Regarding CPU, the following factors can influence its performance:
- number of clock cycles per second ( 1 Gigahertz = 1 billion clock cycles per second).
- L1 and L2 cache: processors can keep (cache) data inside their own dedicated RAM. This helps to process data faster as it takes less time to access this data than accessing the same data when it is stored in the main RAM. L1 cache is stored on the chip, L2 is stored outside the chip.
- number of cores: each core can process data independently. As a result, the more cores a processor has, the more data can be processed in parallel. This can increase the overall performance of the processor (providing that your softwares are running actions in parallel). The number of threads is the number of processes that can be run in parallel. Usually it is equal to the number of cores, when one core is able to run one process at the same time. On some processors, each core can run several processes at the same time, which increases the total number of threads.
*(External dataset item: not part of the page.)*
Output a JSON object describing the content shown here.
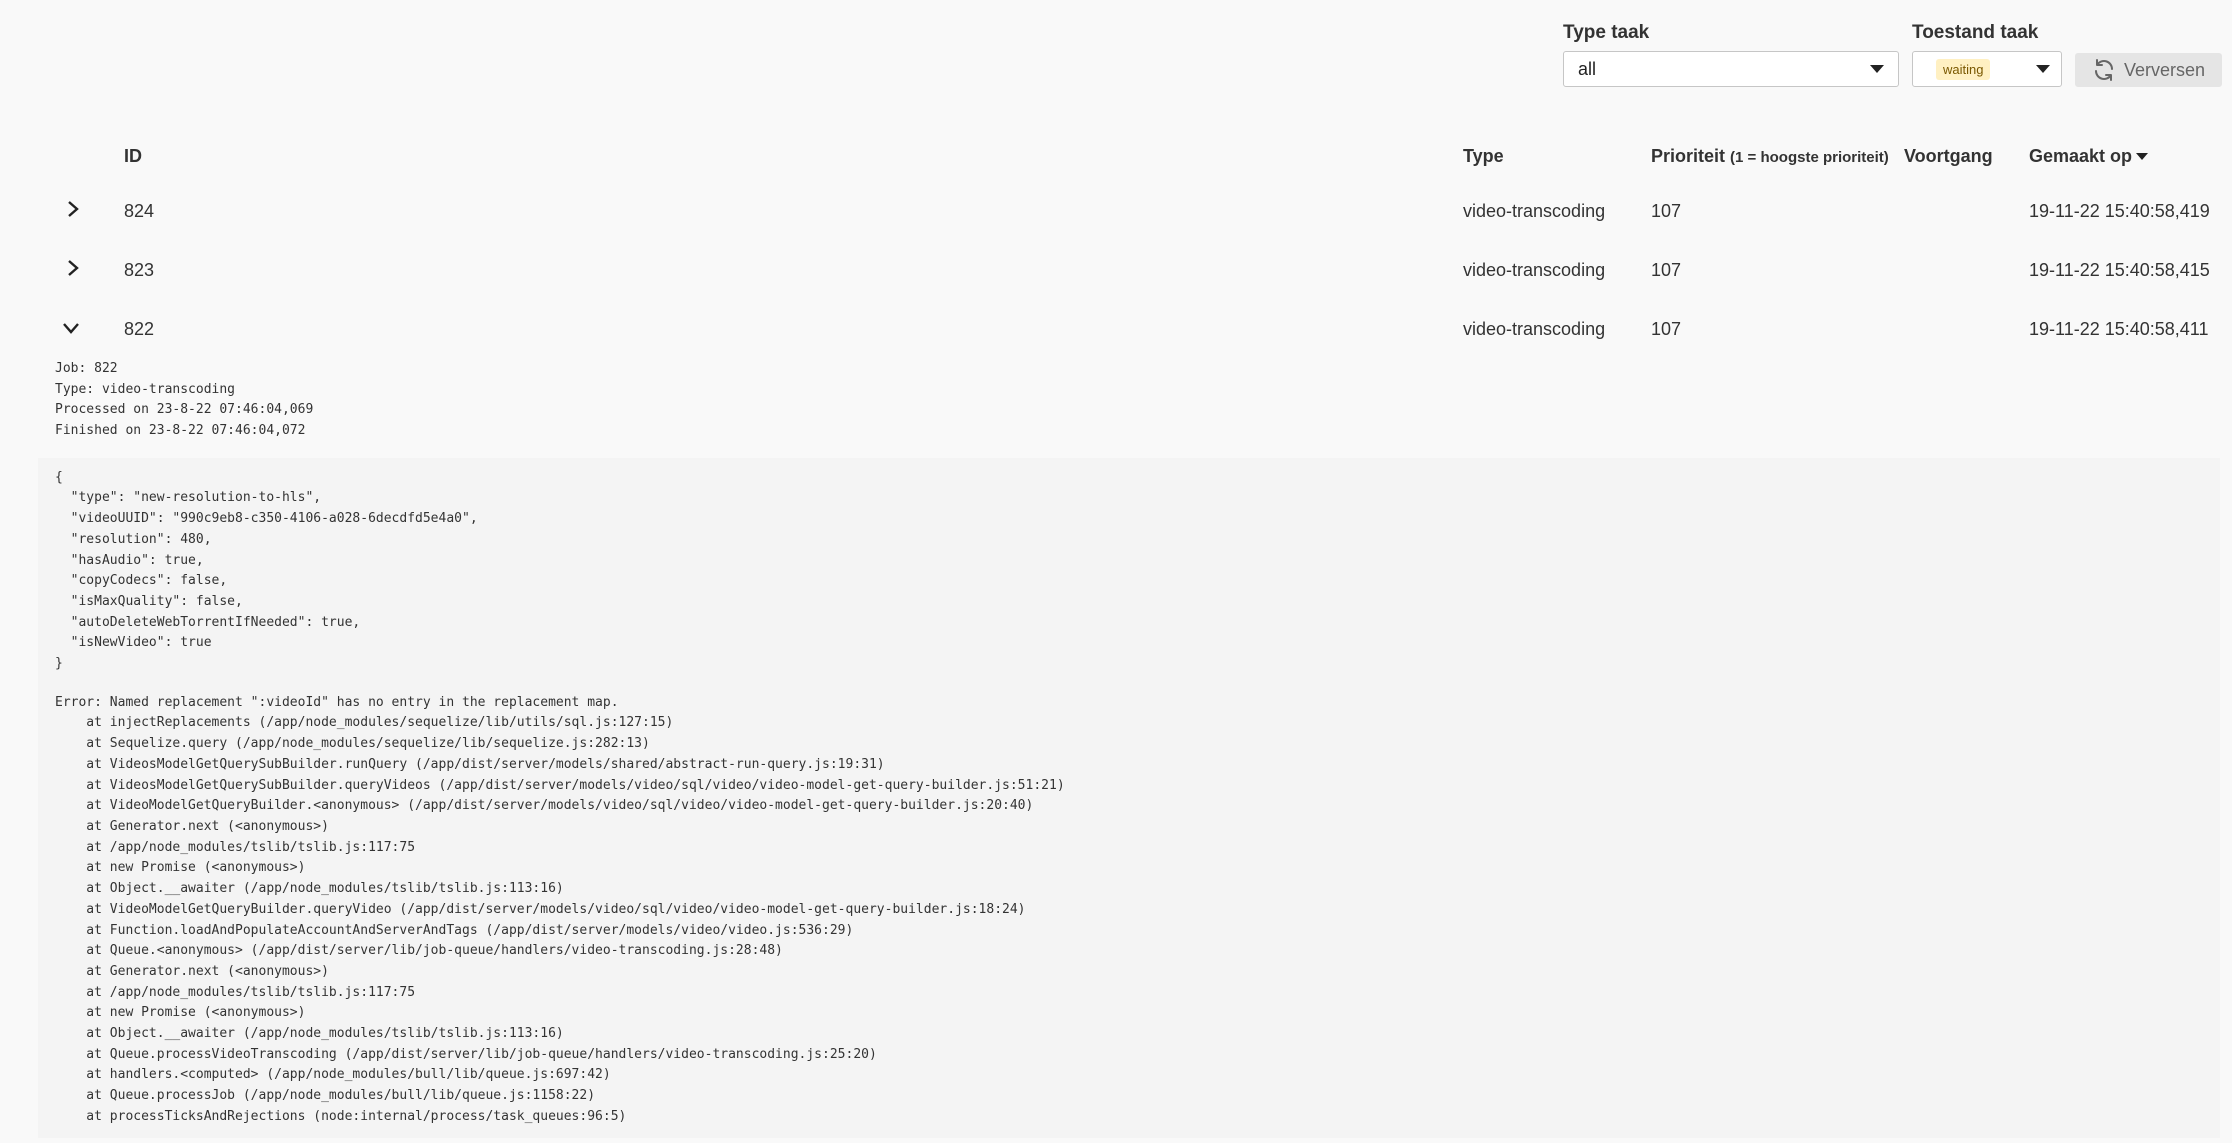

- architecture type: for the same number of Gigahertz, a 64 bits processor will be faster than a 32 bits processor.
Example of specification:
Processors: 16 x 3.8 GHz processor cores: means 16 cores running at 3.8GHz each
Level 2 (L2) cache: 256 KB L2 cache per core
Level 3 (L3) cache: 10 MB L3 cache per core
RAM related:Up to 1 TB of 1066 MHz DDR3: 1 TB is the amount of RAM and 1066 MHz its speed.
The operating system can also influence your machine’s performance. Some computers running on Windows become slower after a few months due to disk fragmentation. This happens mainly when you are installing new software often. Reinstalling the operating system makes the computer fast again; but never as fast as initially.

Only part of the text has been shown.